Unjustified Geoblocking Regulation

Published on 20 December 2018

Can a business block EU consumers from accessing their website to purchase goods or services?

The background

Geo-blocking is a system which tracks the location of an internet user and blocks access from certain countries.  Online sellers geo-block overseas customers for a wide range of reasons.  These include difficulties conforming with local laws and accepting foreign payment methods. 

On 28 February 2018, as part of its Digital Single Market initiative the European Commission adopted a Regulation on “addressing unjustified geo-blocking and other forms of discrimination”.  It will apply to businesses from 3 December 2018. 

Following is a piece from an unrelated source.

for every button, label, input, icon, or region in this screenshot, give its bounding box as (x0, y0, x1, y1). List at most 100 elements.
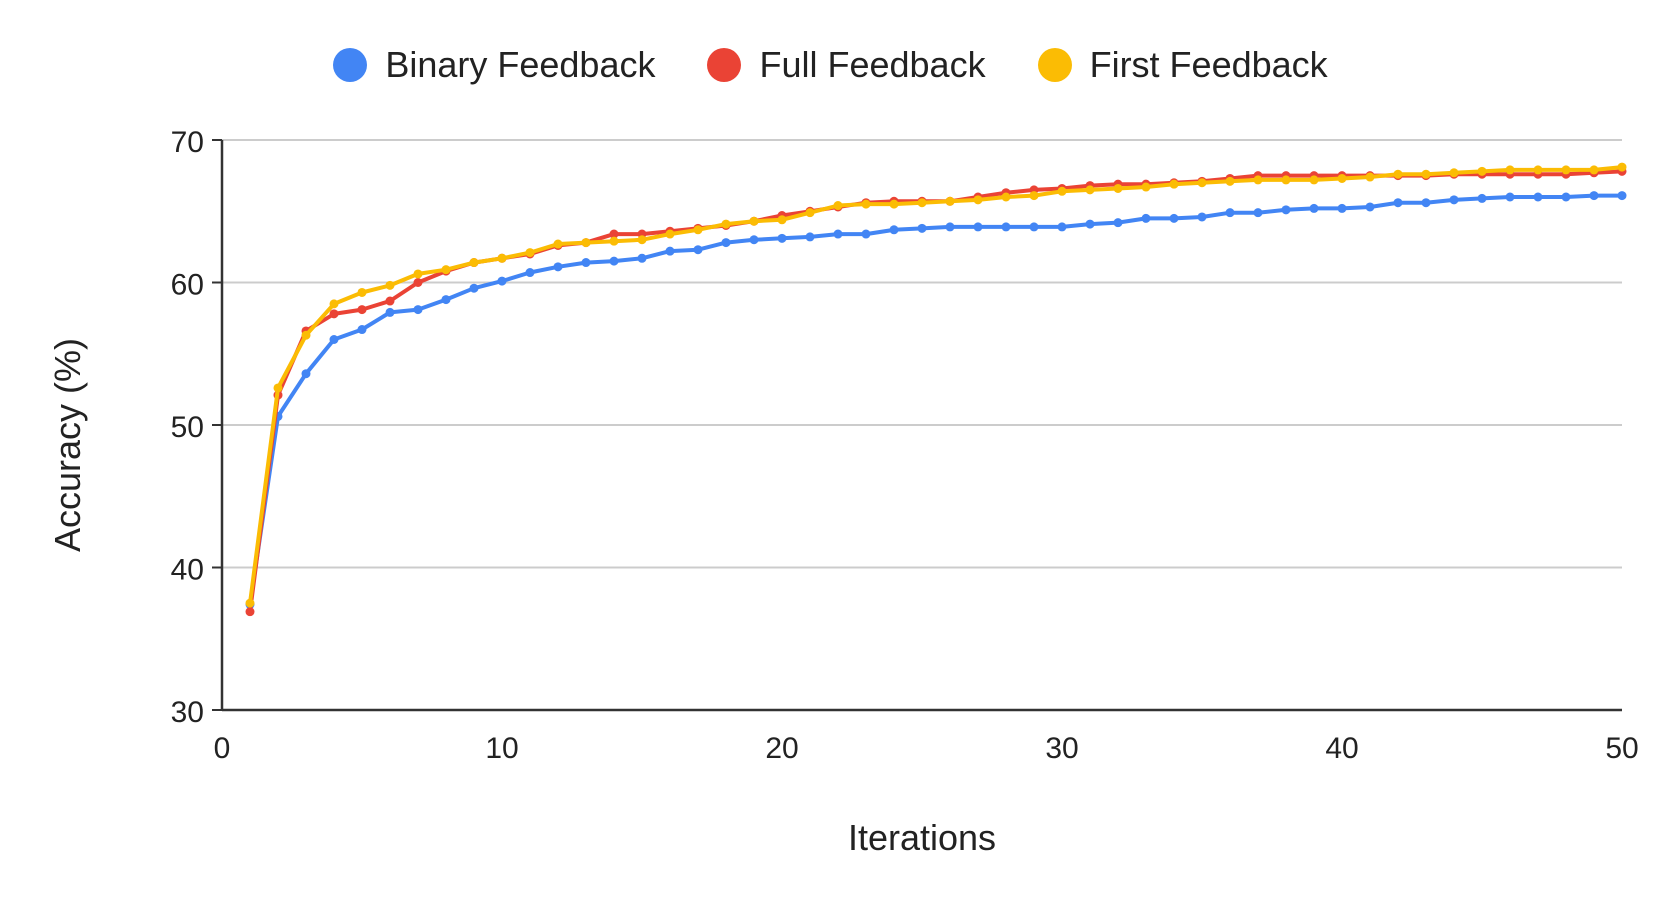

The Regulation aims to reduce fragmentation in the single market, currently estimated to cost around €415bn per year.  It seeks to do this by preventing businesses from geo-blocking their websites in other EU Member States.  The restrictions should provide sellers with more cross-border sales and give EU consumers greater access to choice.

The Regulation builds on the existing Services Directive (Directive 2006/123/EC).  Key provisions of the new Regulation include:

  • a ban on blocking or limiting access to websites in other EU Member States (except as required by national or EU law);
  • a ban on discriminating against EU citizens or businesses in other ways (for example by charging different prices, or offering more favourable deals in the home territory than in other Member States); and
  • a ban on applying different payment requirements where the card used is in the same category, fulfils authentication requirements and is in a currency that the seller accepts. 


The Regulation applies to traders who are selling goods and services in the EU through the use of an online interface.  It applies to business to consumer (B2C) and business to business (B2B) transactions equally, as long as they are on standard terms and are not for resale.  The wide definitions of goods and services mean that most online sales will be caught by the provisions.

There are partial exemptions for audiovisual services which supply copyright protected works (eg Netflix) and retail financial services.  These services are exempt from the non-discrimination requirements for price and payment.  However, they are not permitted to geo-block in other Member States.  The Regulation is due to be reviewed in December 2020 and audiovisual services may be added to its scope. 

The Regulation does not require businesses to comply with non-contractual Member State laws (such as labelling or sector-specific requirements).  Businesses are not required to deliver to new countries or accept new currencies. 

What is the impact of Brexit?

As part of their preparations for a no deal Brexit, the UK Government has released a draft Statutory Instrument (SI) which deals with geo-blocking.  If there were to be a no-deal Brexit, the SI would allow businesses selling online in the UK to apply different conditions to the EU.  Sellers would however, still be subject to the Regulation when selling in different EU Member States. 

The SI could provide more flexibility for online businesses.  However, given the current uncertainty around Brexit, it is far from an outcome which sellers can plan for. 

Why is this important?

Many online businesses are still grappling with the implications of the EU’s General Data Protection Regulation.  The Geo-blocking Regulation adds yet another point on the list of compliance requirements. 

The Regulation will require businesses to stop geo-blocking and allow consumers across the EU to have access.  They will also need to ensure that their international pricing strategies and payment requirements are not discriminatory. 

The good news is that businesses still have some time.  Member States are required to appoint an enforcement body and legislate in relation to the level of penalties.  There is no enforcement policy in the UK (as of yet) and other Member States are in the early stages of their legislative processes.  Germany’s fines of up to €300,000 provide an early indication of the level of penalties we are likely to see elsewhere.  

Any practical tips?

Businesses can take the Regulation as an opportunity to expand their customer base to a wider pool.  The EU is trying to promote a level of uniformity that will encourage customers to consider buying online from businesses based in other EU Member States.  Pending Brexit, it is possible that the Regulation will lead to businesses seeing higher volumes of EU sales in the future.